Falaram do sapo que queria ficar do tamanho de um boi e que se lascou de tanta bomba, pensa, anabolizantes de todo tipo. Até de cavalo tomou. Resultado? Também está na fila do SUS no aguardo de um transplante de fígado. Depois de muito falar da vida alheia, lá pelo meio do rio…. Não, não houve a sacanagem da ferroada. Rolou foi a ideia de montarem um negócio de travessia com o nome TartaEscorpion Transportes Náuticos and Rescue. Nome em inglês dava mais moral e já que o presidente humano era obcecado por tio Sam, poderiam até pedir um adiantamento no BNDES. Ficariam ricos, já que o bicho homem estava de sacanice com a natureza, com total vista grossa ao fogo e represas. O empreendimento poderia ser tipo um SAMU de bichos, nas horas de sufoco. E, quando tivesse tranquilo, fariam passeios turísticos ou de guerrilha, levando bichos para atormentar as gentes.
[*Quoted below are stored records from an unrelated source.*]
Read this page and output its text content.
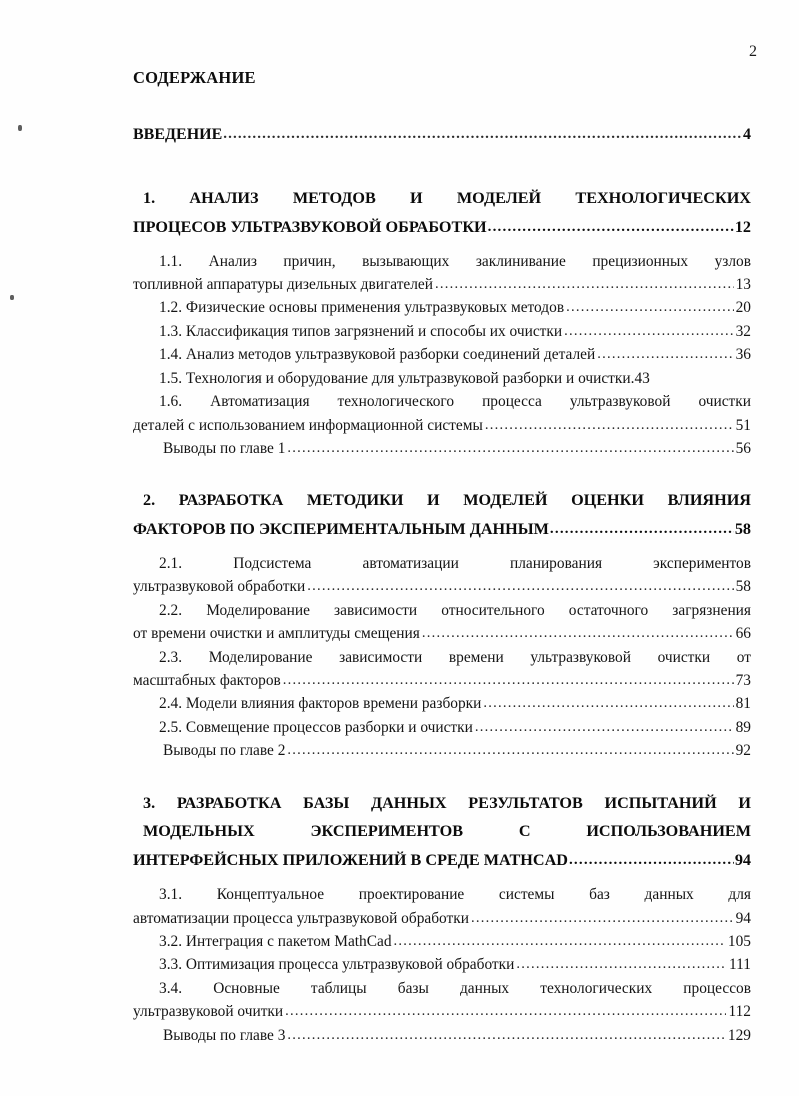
2
СОДЕРЖАНИЕ
ВВЕДЕНИЕ .....	4
1. АНАЛИЗ МЕТОДОВ И МОДЕЛЕЙ ТЕХНОЛОГИЧЕСКИХ
ПРОЦЕСОВ УЛЬТРАЗВУКОВОЙ ОБРАБОТКИ .....	12
1.1. Анализ причин, вызывающих заклинивание прецизионных узлов
топливной аппаратуры дизельных двигателей .....	13
1.2. Физические основы применения ультразвуковых методов .....	20
1.3. Классификация типов загрязнений и способы их очистки .....	32
1.4. Анализ методов ультразвуковой разборки соединений деталей .....	36
1.5. Технология и оборудование для ультразвуковой разборки и очистки. 43
1.6. Автоматизация технологического процесса ультразвуковой очистки
деталей с использованием информационной системы .....	51
Выводы по главе 1 .....	56
2. РАЗРАБОТКА МЕТОДИКИ И МОДЕЛЕЙ ОЦЕНКИ ВЛИЯНИЯ
ФАКТОРОВ ПО ЭКСПЕРИМЕНТАЛЬНЫМ ДАННЫМ .....	58
2.1. Подсистема автоматизации планирования экспериментов
ультразвуковой обработки .....	58
2.2. Моделирование зависимости относительного остаточного загрязнения
от времени очистки и амплитуды смещения .....	66
2.3. Моделирование зависимости времени ультразвуковой очистки от
масштабных факторов .....	73
2.4. Модели влияния факторов времени разборки .....	81
2.5. Совмещение процессов разборки и очистки .....	89
Выводы по главе 2 .....	92
3. РАЗРАБОТКА БАЗЫ ДАННЫХ РЕЗУЛЬТАТОВ ИСПЫТАНИЙ И
МОДЕЛЬНЫХ ЭКСПЕРИМЕНТОВ С ИСПОЛЬЗОВАНИЕМ
ИНТЕРФЕЙСНЫХ ПРИЛОЖЕНИЙ В СРЕДЕ MATHCAD .....	94
3.1. Концептуальное проектирование системы баз данных для
автоматизации процесса ультразвуковой обработки .....	94
3.2. Интеграция с пакетом MathCad .....	105
3.3. Оптимизация процесса ультразвуковой обработки .....	111
3.4. Основные таблицы базы данных технологических процессов
ультразвуковой очитки .....	112
Выводы по главе 3 .....	129
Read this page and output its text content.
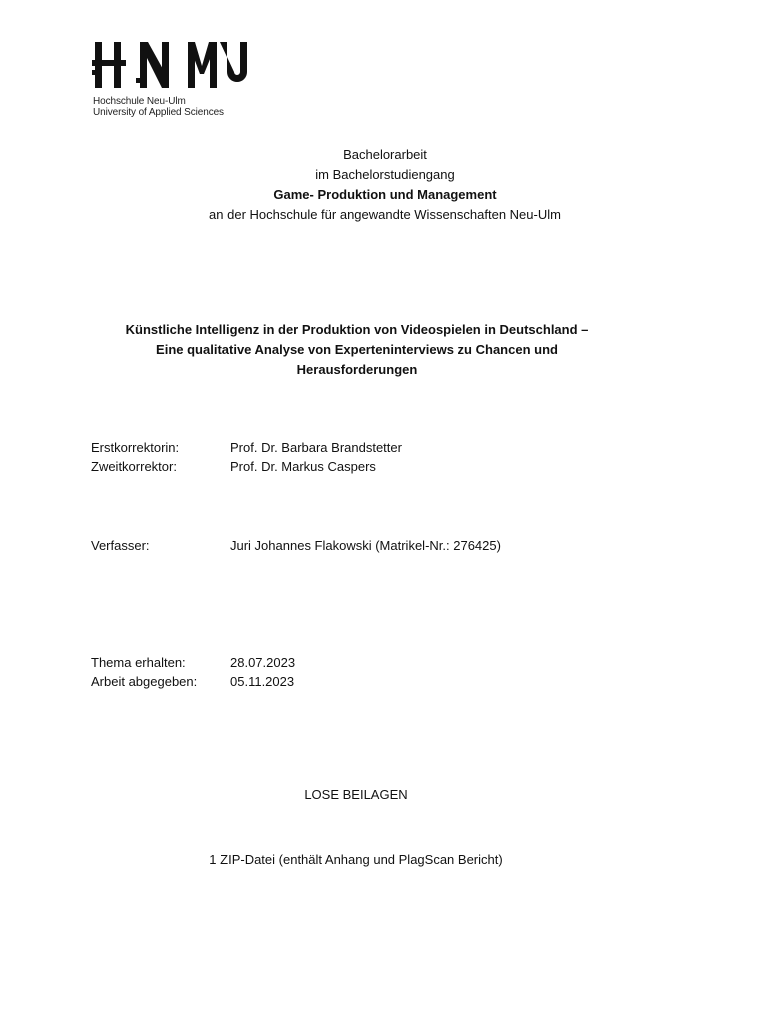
Hochschule Neu-Ulm
University of Applied Sciences
Bachelorarbeit
im Bachelorstudiengang
Game- Produktion und Management
an der Hochschule für angewandte Wissenschaften Neu-Ulm
Künstliche Intelligenz in der Produktion von Videospielen in Deutschland –
Eine qualitative Analyse von Experteninterviews zu Chancen und
Herausforderungen
Erstkorrektorin:	Prof. Dr. Barbara Brandstetter
Zweitkorrektor:	Prof. Dr. Markus Caspers
Verfasser:	Juri Johannes Flakowski (Matrikel-Nr.: 276425)
Thema erhalten:	28.07.2023
Arbeit abgegeben:	05.11.2023
LOSE BEILAGEN
1 ZIP-Datei (enthält Anhang und PlagScan Bericht)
A tartaruga balançou a cabeça várias vezes, molhou a boca e retrucou: Meu, você é bom de negócios! Numa simples travessia criamos uma parceria. Qual o segredo de tanta imaginação? Ah, cara! Quatrocentos milhões de anos aqui no planeta, você tem que ver a negociação que meus ancestrais fizeram com um meteoro. Convenceram a figura a bater na terra bem no meio da península de Yucatán, no México, originando a cratera de Chicxulub e acabar com tudo, menos com os de minha espécie e as baratas que eram e são até hoje nossa mais saborosa comida. Foi um período bem legal, sem concorrência, gente ou políticos. Pena que durou pouco, apenas alguns milhões de anos. Tínhamos acabado de sair da água, mas a bicharada em terra era imensa e feia que doía. Então, nasceu a ideia de termos o planeta só pra nós. Bons tempos, bons tempos.

Cara, vocês eram fera para negócio desde Cretáceo! Na verdade, era o início do Paleógeno, corrigiu o escorpião. Imagina que bom pra nós, pois no começo foram dois anos de total escuridão. Bom demais! Ai, além de tudo, um monstro de conhecimentos essenciais! Sua ideia é simplesmente genial! Tô dentro! Começamos quando? Animou-se a tartaruga.

Que nada, minha amiga cascuda! Nosso negócio será apenas uma startup, “essa é a minha natureza e nada poderia ser feito para mudar o destino.” Vamos rachar de ganhar grana mano!